JERUSALEM (Nov. 13)
Labor Party Chairman Shimon Peres is making a last-ditch effort to dissuade the Orthodox Agudat Yisrael Party from joining the Likud-led coalition government of Prime Minister Yitzhak Shamir.
Peres reportedly asked the Agudah leadership to at least postpone a decision until Labor has another try at bringing down the government by a no-confidence vote in the Knesset.
Its latest motion last week failed by seven votes.
Agudah’s Council of Torah Sages, which rules the party, is scheduled to meet Wednesday night on the issue.
Likud sources are confident that the deal they have put together with Agudah politicians during months of negotiations will be approved and that a formal signing of coalition agreements will take place at the end of the week.
Likud admits it had to make important concessions to the religious party, such as stricter enforcement of Sabbath observance and a ban on what the pious consider “licentious” advertising.
But bringing Agudah’s four Knesset seats into the ranks of the Likud coalition is expected to help stabilize Shamir’s precariously narrow regime, which is entirely dependent on the clerical parties and parties of the extreme right.
At the very least, Agudah’s presence might help Shamir weather the internal storms besetting his coalition.
At least three of his junior partners are threatening to bolt the government.
Shas, the largest Orthodox party, is split on the issue. Two of its five-man Knesset faction want to secede because of the continuing investigation of Interior Minister Aryeh Deri for allegedly misappropriating government funds.
The far right-wing Tsomet party, headed by former Israel Defense Force Chief of Staff Rafael Eitan, has given the government a two-week deadline to push a reform bill through the Knesset to elect the prime minister by direct vote.
Rehavam Ze’evi, another retired IDF general who heads the even more extreme Moledet Party, is reportedly anxious to see Shamir’s government fall and new elections called.
Ze’evi is said to be convinced that given the sharp shift to the right in Israel’s highly polarized society, his two-man faction stands to benefit significantly from elections now.
But even if Agudah joins Shamir’s government, the party is hardly a rock of stability. Each of its four Knesset members is said to represent a separate faction.
The strongest one, the “central faction,” consists of the Gerer Hasidim, whose leader, Rabbi Simcha Bunim Alter, the Gerer rebbe, is over 90 years old and too sick to participate in political affairs.

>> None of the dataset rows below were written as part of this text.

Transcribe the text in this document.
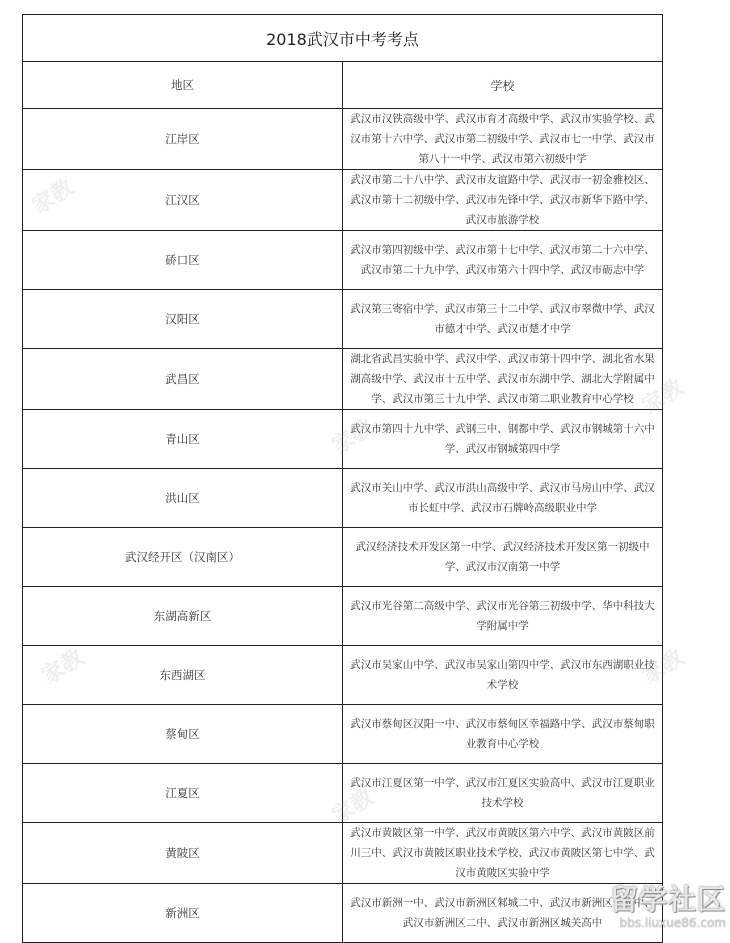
2018武汉市中考考点	
地区	学校
江岸区	武汉市汉铁高级中学、武汉市育才高级中学、武汉市实验学校、武汉市第十六中学、武汉市第二初级中学、武汉市七一中学、武汉市第八十一中学、武汉市第六初级中学
江汉区	武汉市第二十八中学、武汉市友谊路中学、武汉市一初金雅校区、武汉市第十二初级中学、武汉市先锋中学、武汉市新华下路中学、武汉市旅游学校
硚口区	武汉市第四初级中学、武汉市第十七中学、武汉市第二十六中学、武汉市第二十九中学、武汉市第六十四中学、武汉市砺志中学
汉阳区	武汉第三寄宿中学、武汉市第三十二中学、武汉市翠微中学、武汉市德才中学、武汉市楚才中学
武昌区	湖北省武昌实验中学、武汉中学、武汉市第十四中学、湖北省水果湖高级中学、武汉市十五中学、武汉市东湖中学、湖北大学附属中学、武汉市第三十九中学、武汉市第二职业教育中心学校
青山区	武汉市第四十九中学、武钢三中、钢都中学、武汉市钢城第十六中学、武汉市钢城第四中学
洪山区	武汉市关山中学、武汉市洪山高级中学、武汉市马房山中学、武汉市长虹中学、武汉市石牌岭高级职业中学
武汉经开区（汉南区）	武汉经济技术开发区第一中学、武汉经济技术开发区第一初级中学、武汉市汉南第一中学
东湖高新区	武汉市光谷第二高级中学、武汉市光谷第三初级中学、华中科技大学附属中学
东西湖区	武汉市吴家山中学、武汉市吴家山第四中学、武汉市东西湖职业技术学校
蔡甸区	武汉市蔡甸区汉阳一中、武汉市蔡甸区幸福路中学、武汉市蔡甸职业教育中心学校
江夏区	武汉市江夏区第一中学、武汉市江夏区实验高中、武汉市江夏职业技术学校
黄陂区	武汉市黄陂区第一中学、武汉市黄陂区第六中学、武汉市黄陂区前川三中、武汉市黄陂区职业技术学校、武汉市黄陂区第七中学、武汉市黄陂区实验中学
新洲区	武汉市新洲一中、武汉市新洲区邾城二中、武汉市新洲区一初中、武汉市新洲区二中、武汉市新洲区城关高中
家教
家教
家教	家教
家教
家教
留学社区
bbs.liuxue86.com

His faction is split over his successor. One group favors the rebbe’s son, Rabbi Ya’acov Alter, who is said to prefer an Agudah alliance with the Labor Party instead of Likud.
Another group supports the rebbe’s brother, Rabbi Pinhas Menachem Alter, who prefers Likud.
Among the party’s other key rabbinical figures, the Vishnitzer rebbe, Rabbi Moshe Yehoshua Hager, reportedly wants to join Shamir’s coalition, but the Hasidic rebbe of Sadagora, a smaller sect centered in Tel Aviv, is pro-Labor.